In unscripted remarks that lasted about 90 minutes, Bush appeared relaxed and engaged as the keynote speaker at Zions Bank’s trade and business conference at the Marriott City Creek in downtown Salt Lake City. He spoke about his experiences with world leaders and his belief that the U.S. should not turn away from its global leadership role.
"Everyone was pleasantly surprised to see his casual demeanor and his candidness," said Jeff Flamm, CEO of eyeQ, a Salt Lake City education products company. "He really expressed well his love of America and the freedom we enjoy. Then he expressed his belief that countries like Syria will accept democracy, but it may take decades."
Bush "clearly emphasized that safety at home begins with the human condition abroad," said Natalie Gochnour, associate dean of the University of Utah’s business school and Salt Lake Chamber chief economist. "He spoke about the generosity of this country, specifically about his … initiative to invest money in Africa and help with the AIDS epidemic."
Bush said that world leaders should "scrape and paint," Gochnour said, and that service to people in need changes one’s perspective.

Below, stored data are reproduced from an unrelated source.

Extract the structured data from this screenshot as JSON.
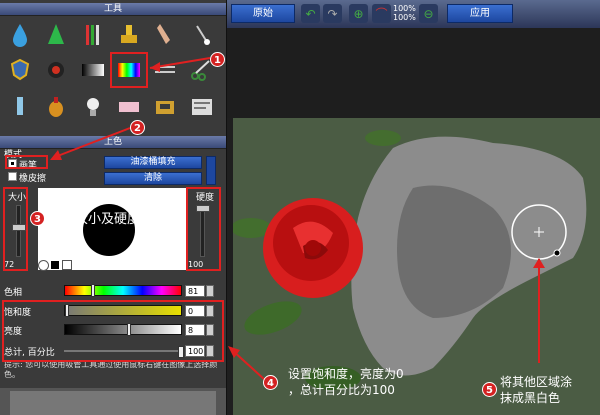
{
  "panels": {
    "tools_title": "工具",
    "color_title": "上色"
  },
  "mode": {
    "label": "模式",
    "brush_label": "画笔",
    "eraser_label": "橡皮擦",
    "fill_button": "油漆桶填充",
    "clear_button": "清除"
  },
  "size": {
    "label": "大小",
    "value": "72"
  },
  "hardness": {
    "label": "硬度",
    "value": "100"
  },
  "sliders": {
    "hue_label": "色相",
    "hue_value": "81",
    "saturation_label": "饱和度",
    "saturation_value": "0",
    "brightness_label": "亮度",
    "brightness_value": "8",
    "total_label": "总计, 百分比",
    "total_value": "100"
  },
  "tip": "提示: 您可以使用吸管工具通过使用鼠标右键在图像上选择颜色。",
  "toolbar": {
    "original_button": "原始",
    "apply_button": "应用",
    "zoom_top": "100%",
    "zoom_bottom": "100%"
  },
  "annotations": {
    "n1": "1",
    "n2": "2",
    "n3": "3",
    "n4": "4",
    "n5": "5",
    "a3": "设置大小及硬度",
    "a4_line1": "设置饱和度，亮度为0",
    "a4_line2": "，总计百分比为100",
    "a5_line1": "将其他区域涂",
    "a5_line2": "抹成黑白色"
  },
  "colors": {
    "accent_red": "#e02020",
    "button_blue": "#2a5bc0",
    "panel_bg": "#3a3a3a"
  }
}
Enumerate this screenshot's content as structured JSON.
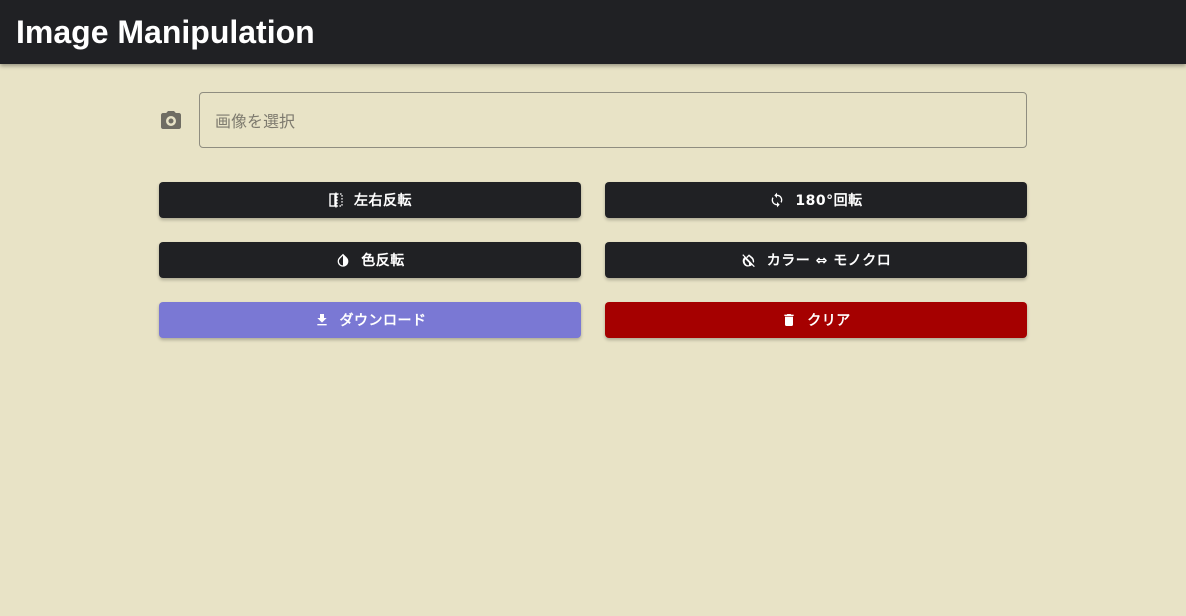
{
  "app": {
    "title": "Image Manipulation"
  },
  "file_input": {
    "icon": "camera-icon",
    "placeholder": "画像を選択"
  },
  "buttons": {
    "flip_horizontal": {
      "label": "左右反転",
      "icon": "flip-icon",
      "color": "#202124"
    },
    "rotate_180": {
      "label": "180°回転",
      "icon": "rotate-icon",
      "color": "#202124"
    },
    "invert_color": {
      "label": "色反転",
      "icon": "contrast-icon",
      "color": "#202124"
    },
    "grayscale_toggle": {
      "label": "カラー ⇔ モノクロ",
      "icon": "invert-colors-off-icon",
      "color": "#202124"
    },
    "download": {
      "label": "ダウンロード",
      "icon": "download-icon",
      "color": "#7a78d4"
    },
    "clear": {
      "label": "クリア",
      "icon": "trash-icon",
      "color": "#a50000"
    }
  },
  "colors": {
    "background": "#e8e3c6",
    "appbar": "#202124"
  }
}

"You can be enamored with so many things about a president, but in President Bush’s case, I think it’s just his pure humanity and his willingness to open up and be accessible. He just used such common language and was so colorful and witty and quick turning a phrase. That’s different than he’s sometimes portrayed."
Gochnour said Bush also talked about his library, his father and being a grandfather.
In response to a question about critics, Bush asked: "Where’s my man Rocky?" in reference to former Salt Lake City Mayor Rocky Anderson, who pressed to impeach Bush.
Bush told the audience that, on immigration, the solution is to make undocumented immigrants go to the back of the line, but make the line move faster.
Dave Hansen, a former Utah Republican Party chairman, said Bush "loved being president, and he loves being out of being president and has no desire for any notoriety or a force in public life or anything. He’s just enjoying life right now."